Führer: Blicken wir noch mal vier, fünf Jahre zurück, Herr Birnbaum. Damals stand Obama in Europa zumindest für Rechtsstaatlichkeit und für Achtung der Menschenrechte, Bush hingegen ja für Waterboarding und Guantanamo. Offenbar haben wir uns alle geirrt, also: Obama lässt gezielt Menschen töten – der sogenannte Drohnenkrieg –, und zwar mehr, als Bush jemals zuvor, er lässt massenhaft Menschen bespitzeln. Dann gibt es zum Beispiel auch noch dieses NDAA, das Gesetz zur nationalen Verteidigung, wonach auch US-Bürger ohne Anklage oder Gerichtsverhandlung unbegrenzt eingesperrt werden können. Obama hatte "Change" versprochen, Wandel, aber was hat sich geändert, also abgesehen davon, dass er besser aussieht als Bush und besser reden kann?

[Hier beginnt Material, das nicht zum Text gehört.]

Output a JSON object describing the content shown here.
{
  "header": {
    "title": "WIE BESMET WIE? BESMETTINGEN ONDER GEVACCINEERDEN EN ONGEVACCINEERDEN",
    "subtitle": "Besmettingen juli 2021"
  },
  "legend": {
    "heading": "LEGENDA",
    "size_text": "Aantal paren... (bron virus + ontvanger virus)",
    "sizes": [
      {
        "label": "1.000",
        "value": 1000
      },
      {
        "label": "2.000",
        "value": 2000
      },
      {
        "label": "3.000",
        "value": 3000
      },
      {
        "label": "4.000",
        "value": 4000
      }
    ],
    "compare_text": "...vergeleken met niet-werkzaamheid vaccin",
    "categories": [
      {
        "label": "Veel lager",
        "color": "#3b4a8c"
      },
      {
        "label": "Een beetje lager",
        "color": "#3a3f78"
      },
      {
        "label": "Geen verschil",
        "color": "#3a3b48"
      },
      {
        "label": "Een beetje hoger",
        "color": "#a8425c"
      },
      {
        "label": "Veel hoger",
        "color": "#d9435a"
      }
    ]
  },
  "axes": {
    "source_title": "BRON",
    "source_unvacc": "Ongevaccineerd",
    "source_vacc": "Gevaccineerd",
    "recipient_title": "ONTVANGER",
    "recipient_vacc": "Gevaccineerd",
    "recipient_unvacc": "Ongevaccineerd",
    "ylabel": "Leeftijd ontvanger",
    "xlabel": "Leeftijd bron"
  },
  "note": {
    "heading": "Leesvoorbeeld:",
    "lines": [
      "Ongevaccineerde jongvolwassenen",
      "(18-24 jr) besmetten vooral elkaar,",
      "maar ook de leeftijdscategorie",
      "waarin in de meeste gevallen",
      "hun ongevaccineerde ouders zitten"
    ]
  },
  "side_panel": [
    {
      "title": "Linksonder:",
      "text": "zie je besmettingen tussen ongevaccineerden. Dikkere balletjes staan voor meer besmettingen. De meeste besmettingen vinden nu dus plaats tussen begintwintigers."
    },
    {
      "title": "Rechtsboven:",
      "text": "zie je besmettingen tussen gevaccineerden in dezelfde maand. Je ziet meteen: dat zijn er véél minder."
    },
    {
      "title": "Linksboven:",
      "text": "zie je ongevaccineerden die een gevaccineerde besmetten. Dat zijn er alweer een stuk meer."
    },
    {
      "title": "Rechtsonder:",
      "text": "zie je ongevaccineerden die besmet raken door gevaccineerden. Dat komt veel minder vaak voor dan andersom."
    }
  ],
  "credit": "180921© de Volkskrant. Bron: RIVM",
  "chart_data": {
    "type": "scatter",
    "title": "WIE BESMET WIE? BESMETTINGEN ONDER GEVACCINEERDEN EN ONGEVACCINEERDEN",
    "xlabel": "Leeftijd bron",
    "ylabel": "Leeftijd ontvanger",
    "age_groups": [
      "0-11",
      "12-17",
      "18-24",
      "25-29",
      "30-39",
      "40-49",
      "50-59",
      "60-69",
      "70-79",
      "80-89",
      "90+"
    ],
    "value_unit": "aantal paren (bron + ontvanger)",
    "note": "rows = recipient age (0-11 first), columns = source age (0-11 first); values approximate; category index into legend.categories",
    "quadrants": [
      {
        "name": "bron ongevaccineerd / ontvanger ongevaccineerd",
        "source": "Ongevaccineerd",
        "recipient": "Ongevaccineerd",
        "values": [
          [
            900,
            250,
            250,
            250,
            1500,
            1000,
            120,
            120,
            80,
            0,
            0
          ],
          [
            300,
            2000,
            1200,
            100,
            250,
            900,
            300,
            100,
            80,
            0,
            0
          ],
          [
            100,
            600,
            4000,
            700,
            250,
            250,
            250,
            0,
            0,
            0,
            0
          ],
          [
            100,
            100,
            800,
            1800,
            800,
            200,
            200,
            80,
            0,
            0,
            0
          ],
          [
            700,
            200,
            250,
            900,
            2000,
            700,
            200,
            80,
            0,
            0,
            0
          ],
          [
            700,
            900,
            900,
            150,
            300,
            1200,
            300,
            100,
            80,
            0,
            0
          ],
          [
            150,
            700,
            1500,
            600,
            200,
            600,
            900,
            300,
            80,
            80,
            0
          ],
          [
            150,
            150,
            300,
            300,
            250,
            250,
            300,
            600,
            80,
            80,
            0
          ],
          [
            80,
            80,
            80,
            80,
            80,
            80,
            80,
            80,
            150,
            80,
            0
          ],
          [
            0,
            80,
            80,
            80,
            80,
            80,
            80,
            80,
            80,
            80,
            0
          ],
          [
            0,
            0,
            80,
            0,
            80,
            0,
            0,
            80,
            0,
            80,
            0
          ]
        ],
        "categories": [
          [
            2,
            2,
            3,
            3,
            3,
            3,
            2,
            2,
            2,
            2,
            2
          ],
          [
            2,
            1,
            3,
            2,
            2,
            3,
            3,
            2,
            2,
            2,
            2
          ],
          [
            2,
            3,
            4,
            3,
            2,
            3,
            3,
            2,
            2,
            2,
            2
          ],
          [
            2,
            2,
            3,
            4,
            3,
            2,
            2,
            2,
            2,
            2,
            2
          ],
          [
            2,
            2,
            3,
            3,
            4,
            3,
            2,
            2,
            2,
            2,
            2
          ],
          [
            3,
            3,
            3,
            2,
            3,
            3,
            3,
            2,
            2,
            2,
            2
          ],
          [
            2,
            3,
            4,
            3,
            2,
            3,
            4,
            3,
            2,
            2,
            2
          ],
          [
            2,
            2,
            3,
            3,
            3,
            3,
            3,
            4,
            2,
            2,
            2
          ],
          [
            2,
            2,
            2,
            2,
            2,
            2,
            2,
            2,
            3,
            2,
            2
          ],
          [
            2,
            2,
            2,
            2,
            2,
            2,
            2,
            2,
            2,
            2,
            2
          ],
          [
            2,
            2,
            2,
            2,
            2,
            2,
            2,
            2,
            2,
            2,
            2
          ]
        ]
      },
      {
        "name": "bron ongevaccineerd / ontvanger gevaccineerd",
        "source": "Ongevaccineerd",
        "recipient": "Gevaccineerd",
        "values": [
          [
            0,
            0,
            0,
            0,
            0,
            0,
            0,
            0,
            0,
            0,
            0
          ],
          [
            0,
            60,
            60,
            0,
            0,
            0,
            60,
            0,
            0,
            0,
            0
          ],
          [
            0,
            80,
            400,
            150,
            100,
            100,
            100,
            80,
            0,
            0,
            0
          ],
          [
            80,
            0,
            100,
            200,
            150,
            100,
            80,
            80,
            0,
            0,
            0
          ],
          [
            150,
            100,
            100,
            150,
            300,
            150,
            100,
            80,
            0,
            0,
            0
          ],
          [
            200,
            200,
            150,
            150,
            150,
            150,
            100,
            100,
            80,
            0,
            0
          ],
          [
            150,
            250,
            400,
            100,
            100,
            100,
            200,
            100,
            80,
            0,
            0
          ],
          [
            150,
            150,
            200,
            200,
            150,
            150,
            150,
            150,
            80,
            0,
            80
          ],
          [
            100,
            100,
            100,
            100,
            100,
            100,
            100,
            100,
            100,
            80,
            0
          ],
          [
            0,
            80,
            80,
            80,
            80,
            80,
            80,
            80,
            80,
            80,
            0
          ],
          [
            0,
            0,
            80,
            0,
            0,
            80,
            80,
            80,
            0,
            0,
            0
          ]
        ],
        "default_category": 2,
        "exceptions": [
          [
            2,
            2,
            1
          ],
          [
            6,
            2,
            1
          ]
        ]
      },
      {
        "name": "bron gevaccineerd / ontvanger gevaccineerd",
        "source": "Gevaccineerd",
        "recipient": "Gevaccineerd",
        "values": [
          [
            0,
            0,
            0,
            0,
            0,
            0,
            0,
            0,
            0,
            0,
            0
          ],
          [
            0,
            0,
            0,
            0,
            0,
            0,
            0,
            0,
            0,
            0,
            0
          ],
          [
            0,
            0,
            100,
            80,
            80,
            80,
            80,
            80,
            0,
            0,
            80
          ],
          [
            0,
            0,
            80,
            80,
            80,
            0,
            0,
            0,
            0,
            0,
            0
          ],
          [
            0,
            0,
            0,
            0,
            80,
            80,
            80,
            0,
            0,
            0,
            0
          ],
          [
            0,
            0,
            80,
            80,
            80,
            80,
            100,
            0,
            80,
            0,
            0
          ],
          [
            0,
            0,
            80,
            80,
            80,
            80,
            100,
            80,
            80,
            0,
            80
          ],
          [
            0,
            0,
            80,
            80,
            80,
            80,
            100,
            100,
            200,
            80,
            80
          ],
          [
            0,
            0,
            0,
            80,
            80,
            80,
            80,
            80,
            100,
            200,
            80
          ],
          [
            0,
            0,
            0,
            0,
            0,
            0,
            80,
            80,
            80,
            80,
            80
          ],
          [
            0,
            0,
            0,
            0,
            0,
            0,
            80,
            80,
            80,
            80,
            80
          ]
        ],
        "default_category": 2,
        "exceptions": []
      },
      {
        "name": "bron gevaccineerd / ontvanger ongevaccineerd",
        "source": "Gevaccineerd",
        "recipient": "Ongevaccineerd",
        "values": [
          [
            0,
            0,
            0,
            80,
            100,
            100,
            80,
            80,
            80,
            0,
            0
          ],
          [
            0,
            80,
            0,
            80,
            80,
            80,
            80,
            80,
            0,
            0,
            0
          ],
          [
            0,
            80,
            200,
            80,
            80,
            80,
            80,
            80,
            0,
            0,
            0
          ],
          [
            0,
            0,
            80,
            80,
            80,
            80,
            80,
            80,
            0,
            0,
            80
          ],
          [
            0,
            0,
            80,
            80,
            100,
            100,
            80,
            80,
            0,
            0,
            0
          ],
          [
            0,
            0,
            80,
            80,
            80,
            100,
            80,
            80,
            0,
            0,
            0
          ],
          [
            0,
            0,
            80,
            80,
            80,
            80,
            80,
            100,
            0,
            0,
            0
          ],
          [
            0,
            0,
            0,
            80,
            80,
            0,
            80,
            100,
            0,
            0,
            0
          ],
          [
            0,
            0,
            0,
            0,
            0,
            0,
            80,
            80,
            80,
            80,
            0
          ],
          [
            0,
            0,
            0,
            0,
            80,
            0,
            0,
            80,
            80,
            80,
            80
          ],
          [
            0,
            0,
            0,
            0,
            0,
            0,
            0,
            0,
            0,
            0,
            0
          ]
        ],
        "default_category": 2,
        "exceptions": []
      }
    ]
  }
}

Birnbaum: Ja, Sie können gut fragen, das fragen wir uns auch. Aber das führt zu dem Schluss, dass Schuld an dieser … Schuld, die Ursache … von dieser Ursache … Grund für diese Geschehnisse ist nicht das Verfehlen von dieser oder jener politischen … (Anmerkung der Redaktion: Wort nicht verständlich.) Präsident, aber ein Apparat, der sozusagen seine eigene Gesetze hat. Und der weiß genau, wie Leute, die aus der Reihe treten, zu disziplinieren sind. Wir haben bald die 50-jährige Feier von dem berühmten Kennedy-Besuch in Berlin, als unser junger Präsident damals ein Freiheitsheld war. Kennedy ist einige Monate danach getötet worden.

Niemand glaubt wirklich, dass dieser Oswald alleine gehandelt hat, es gibt jetzt genug Vermutungen, dass da eine große Verschwörung war. Das war danach, fünf Jahre später, als sich sein begabter jüngerer Bruder angeschickt hat, wieder ein reformistischer Präsident zu werden, und der große Führer Martin Luther King. Also, es gibt Arten und Weisen, wie Leute in unserem System sind gewarnt, nicht über gewisse Grenzen zu treten. Ich glaube, dass in Obamas Fall, ohne dass er das ausspricht oder zugibt, diese Lektüre von unserer Geschichte hat er sich zu eigen gemacht. Der hat eine große innere Hemmung, sozusagen zu viel Konfliktstoff auf einmal an die Oberfläche zu bringen, weil er glaubt, das nicht beherrschen zu können.

Führer: Aber kann man alles auf den Apparat schieben? Ich meine, es ist Obama, der persönlich jeden Dienstag da sitzt mit den Todeslisten für den Drohnenangriff, und entscheidet, der ja, der nein.

Birnbaum: Ja, das kann er korrigieren. Ich glaube, es wird allmählich korrigiert. Aber fassen wir es so zusammen, dass er glaubte, dass er hatte nicht genug öffentliche Unterstützung, um sich mit dem Apparat anzulegen.

Führer: Enttäuscht von Obama ist auch der Soziologe und Publizist Norman Birnbaum, und ich danke Ihnen für das Gespräch im Deutschlandradio Kultur, Herr Birnbaum!

Birnbaum: Ja, es hat mich gefreut, danke! Wiederhören!


Äußerungen unserer Gesprächspartner geben deren eigene Auffassungen wieder. Deutschlandradio macht sich Äußerungen seiner Gesprächspartner in Interviews und Diskussionen nicht zu eigen.